Adolescents and adults tend to present with decreased libido, impotence and infertility. A loss of spontaneous morning erections is strongly indicative of testosterone deficiency.
Patient may also present with symptoms of underlying cause such as those from Klinefelter’s syndrome: intellectual dysfunction and social behavioural problems.
What are the examination features of male hypogonadism?
Pre-pubertal hypogonadism presents with signs of delayed puberty: high-pitched voice, decreased pubic/axillary/facial hair, small or undescended testes (measure using Prader’s orchidometer), gynaecomastia, eunuchoid proportions (arm span > height).
Post-pubertal hypogonadism commonly presents with gynaecomastia and decreased pubic/axillary/facial hair, and less commonly with soft and small testes, and micropenis.
Also may notice features of underlying condition such as anosmia in Kallmann’s syndrome, visual field defects due to pituitary tumour etc.
What are the potential complications of male hypogonadism?
Infertility, osteoporosis and range of others if due to chromosomal abnormalities.
How can male hypogonadism be investigated?
Begin with serum total testosterone to diagnose hypogonadism. A FBC also may show normocytic anaemia (as testosterone promotes erythropoiesis). Also measure LH and FSH to differentiate between primary and secondary (↑ LH/FSH in primary, ↓ in secondary).
Investigating primary: Karyotyping to confirm Klinefelter’s Syndrome.
Investigating secondary: Pituitary function tests (9 a.m. cortisol, TFTs, prolactin), MRI of hypothalamic pituitary area.
What is the definition and epidemiology of hypothyroidism?
Hypothyroidism is the clinical syndrome resulting from the insufficient secretion of thyroid hormones. Affects up to 2% of adults and women more than men (6:1) .
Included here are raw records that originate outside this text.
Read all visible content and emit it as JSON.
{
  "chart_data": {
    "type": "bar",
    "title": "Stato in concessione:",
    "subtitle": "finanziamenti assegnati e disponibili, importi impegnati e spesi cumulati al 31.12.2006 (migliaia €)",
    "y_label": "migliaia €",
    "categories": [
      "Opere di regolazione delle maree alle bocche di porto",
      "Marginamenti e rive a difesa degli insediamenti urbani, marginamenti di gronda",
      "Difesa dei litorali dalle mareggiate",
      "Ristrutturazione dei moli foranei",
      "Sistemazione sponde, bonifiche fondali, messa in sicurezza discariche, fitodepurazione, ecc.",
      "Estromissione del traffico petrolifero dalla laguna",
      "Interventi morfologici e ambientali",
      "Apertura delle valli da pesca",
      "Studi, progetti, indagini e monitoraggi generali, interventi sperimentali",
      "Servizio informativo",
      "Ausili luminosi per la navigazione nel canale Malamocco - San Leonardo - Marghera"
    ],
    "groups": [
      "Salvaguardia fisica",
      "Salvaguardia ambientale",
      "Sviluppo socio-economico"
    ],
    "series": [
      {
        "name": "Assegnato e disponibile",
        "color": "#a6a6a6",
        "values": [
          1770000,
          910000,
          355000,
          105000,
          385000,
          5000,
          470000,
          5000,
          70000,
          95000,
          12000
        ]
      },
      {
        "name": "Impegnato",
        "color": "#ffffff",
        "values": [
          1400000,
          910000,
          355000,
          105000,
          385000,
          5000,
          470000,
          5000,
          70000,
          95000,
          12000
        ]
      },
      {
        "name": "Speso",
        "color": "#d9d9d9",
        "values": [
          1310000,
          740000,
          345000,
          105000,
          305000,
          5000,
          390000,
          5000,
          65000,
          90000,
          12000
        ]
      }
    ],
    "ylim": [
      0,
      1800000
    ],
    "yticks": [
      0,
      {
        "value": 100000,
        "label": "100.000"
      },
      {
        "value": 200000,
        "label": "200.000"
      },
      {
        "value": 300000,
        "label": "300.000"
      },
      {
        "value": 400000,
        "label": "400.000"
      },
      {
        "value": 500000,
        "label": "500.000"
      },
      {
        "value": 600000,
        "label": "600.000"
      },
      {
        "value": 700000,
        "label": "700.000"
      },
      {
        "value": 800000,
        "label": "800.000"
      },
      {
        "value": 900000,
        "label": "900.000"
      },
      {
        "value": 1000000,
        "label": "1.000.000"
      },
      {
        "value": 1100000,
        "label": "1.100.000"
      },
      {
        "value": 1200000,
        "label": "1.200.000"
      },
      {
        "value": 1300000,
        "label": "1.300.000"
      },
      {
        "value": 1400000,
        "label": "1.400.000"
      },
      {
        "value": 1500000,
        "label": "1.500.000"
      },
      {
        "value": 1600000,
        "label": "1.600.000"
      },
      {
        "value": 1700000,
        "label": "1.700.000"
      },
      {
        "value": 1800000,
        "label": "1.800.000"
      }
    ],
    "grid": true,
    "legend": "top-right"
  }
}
What is the aetiology of hypothyroidism?
Primary causes (95%) include:
• Autoimmune (Hashimoto’s) thyroiditis (most common cause, affecting women up to 9x more).
• Iatrogenic (post-surgery, radioiodine, medication for hyperthyroidism)
• Severe iodine deficiency (most common cause worldwide) or iodine excess (Wolff-Chaikoff effect)
• Thyroiditis (De Quervain’s)
• Congenital: thyroid dysgenesis
• Inherited defects in thyroid hormone biosynthesis
Secondary (5%) causes are pituitary or hypothalamic disease e.g. tumours.